M. Arnaud Viala. …augmentation du gasoil, et maintenant, coupe sombre sur leurs trajets ! Voulez-vous vider notre monde rural ? Quid du coût exorbitant des remplacements de la signalétique ? Cet argent ne serait-il pas mieux dépensé pour aménager les zones accidentogènes ? Enfin, des tensions vont naître partout entre nos concitoyens et nos forces de l'ordre, lorsque les sanctions pleuvront, alors même que nos policiers et nos gendarmes ont singulièrement besoin d'un soutien massif dans les missions de préservation de la paix qu'ils accomplissent au quotidien.

En 1966, Georges Pompidou, alors Premier ministre du Général de Gaulle, s'exclamait : « Mais arrêtez donc d'emmerder les Français ! ». (Applaudissements sur les bancs du groupe LR. – « Oh ! » sur de nombreux bancs du groupe REM.) Il traduisait parfaitement le sentiment de la France de 2018 face à votre décision incompréhensible. (Applaudissements sur les bancs du groupe LR.)

M. le président. La parole est à M. le Premier ministre.

M. Edouard Philippe, Premier ministre. Monsieur le député, chaque année, 3 500 morts sur les routes françaises, 72 000 blessés dont 25 000 gravement, soit la population de Rodez, dans l'Aveyron ! Pour ces blessés graves, les séquelles sont permanentes : des amputés, des gens qui ont des traumatismes ou des lésions si durables que leur vie s'en trouve parfois définitivement transformée.
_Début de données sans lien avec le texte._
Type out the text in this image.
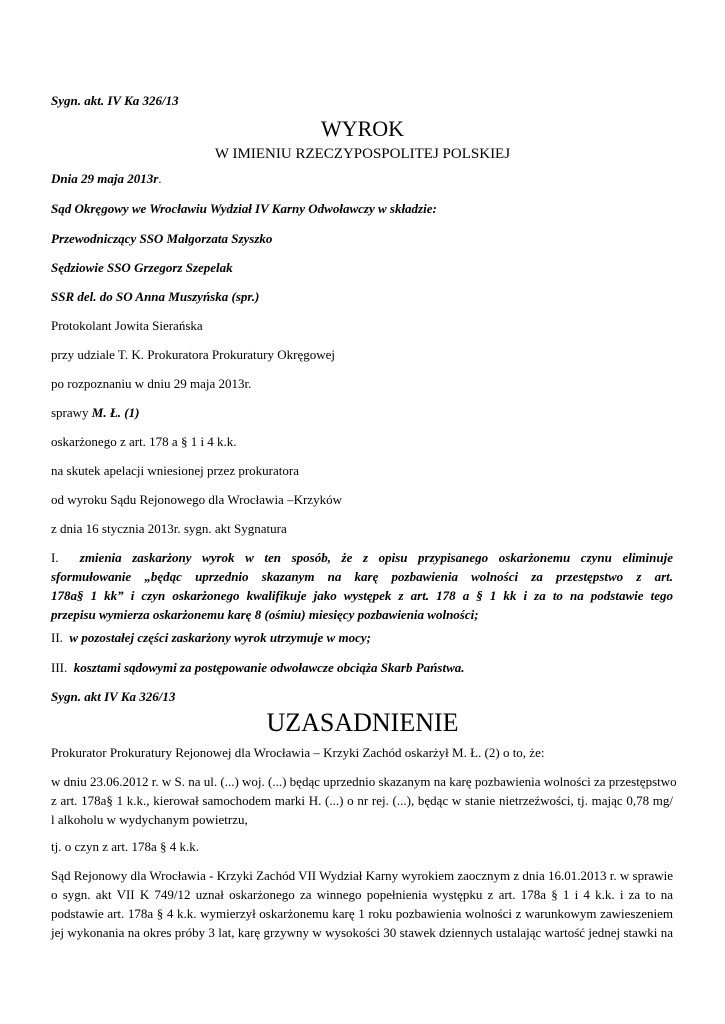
Sygn. akt. IV Ka 326/13
WYROK
W IMIENIU RZECZYPOSPOLITEJ POLSKIEJ
Dnia 29 maja 2013r.
Sąd Okręgowy we Wrocławiu Wydział IV Karny Odwoławczy w składzie:
Przewodniczący SSO Małgorzata Szyszko
Sędziowie SSO Grzegorz Szepelak
SSR del. do SO Anna Muszyńska (spr.)
Protokolant Jowita Sierańska
przy udziale T. K. Prokuratora Prokuratury Okręgowej
po rozpoznaniu w dniu 29 maja 2013r.
sprawy M. Ł. (1)
oskarżonego z art. 178 a § 1 i 4 k.k.
na skutek apelacji wniesionej przez prokuratora
od wyroku Sądu Rejonowego dla Wrocławia –Krzyków
z dnia 16 stycznia 2013r. sygn. akt Sygnatura
I. zmienia zaskarżony wyrok w ten sposób, że z opisu przypisanego oskarżonemu czynu eliminuje
sformułowanie „będąc uprzednio skazanym na karę pozbawienia wolności za przestępstwo z art.
178a§ 1 kk” i czyn oskarżonego kwalifikuje jako występek z art. 178 a § 1 kk i za to na podstawie tego
przepisu wymierza oskarżonemu karę 8 (ośmiu) miesięcy pozbawienia wolności;
II. w pozostałej części zaskarżony wyrok utrzymuje w mocy;
III. kosztami sądowymi za postępowanie odwoławcze obciąża Skarb Państwa.
Sygn. akt IV Ka 326/13
UZASADNIENIE
Prokurator Prokuratury Rejonowej dla Wrocławia – Krzyki Zachód oskarżył M. Ł. (2) o to, że:
w dniu 23.06.2012 r. w S. na ul. (...) woj. (...) będąc uprzednio skazanym na karę pozbawienia wolności za przestępstwo
z art. 178a§ 1 k.k., kierował samochodem marki H. (...) o nr rej. (...), będąc w stanie nietrzeźwości, tj. mając 0,78 mg/
l alkoholu w wydychanym powietrzu,
tj. o czyn z art. 178a § 4 k.k.
Sąd Rejonowy dla Wrocławia - Krzyki Zachód VII Wydział Karny wyrokiem zaocznym z dnia 16.01.2013 r. w sprawie
o sygn. akt VII K 749/12 uznał oskarżonego za winnego popełnienia występku z art. 178a § 1 i 4 k.k. i za to na
podstawie art. 178a § 4 k.k. wymierzył oskarżonemu karę 1 roku pozbawienia wolności z warunkowym zawieszeniem
jej wykonania na okres próby 3 lat, karę grzywny w wysokości 30 stawek dziennych ustalając wartość jednej stawki na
Mme Valérie Lacroute. Mais ce n'est pas la vitesse !

M. Edouard Philippe, Premier ministre. On peut dire que cela n'arrive qu'aux autres ou le souhaiter ; mais vous savez comme moi, nous savons tous, mesdames, messieurs les députés, que ce fléau nous frappe tous…

M. Pierre Cordier. Personne n'a dit le contraire !

M. Edouard Philippe, Premier ministre. …et qu'il est en train de nous frapper de plus en plus. En dépit des améliorations des véhicules que vous mentionnez, monsieur le député, il y a plus de morts cette année que l'année dernière, l'année précédente et celle d'avant. Nous sommes en train de connaître un retour en arrière dans cette politique publique pour la sécurité des Français. Monsieur le député, 92 % des accidents de la route graves sont dus à une erreur de comportement humain ; 4 % à une défaillance des véhicules ; 4 % à l'entretien du réseau routier. Ce sont donc bien les comportements qu'il faut corriger en la matière. (Applaudissements sur les bancs du groupe REM. – Exclamations sur les bancs du groupe LR.)

Le plan que j'ai présenté comporte des mesures sévères concernant l'usage de l'alcool et celui des stupéfiants, ainsi que la conduite sans permis – vous le savez.

M. Pierre Cordier. Nous sommes d'accord là-dessus !

M. Edouard Philippe, Premier ministre . De façon systématique – vous le savez aussi – la vitesse est un facteur aggravant. Sur les routes que vous évoquez, elle est à l'origine de près de 60 % des accidents graves. La mesure que nous prenons est impopulaire, comme l'étaient les mesures prises par Jacques Chirac en 2002…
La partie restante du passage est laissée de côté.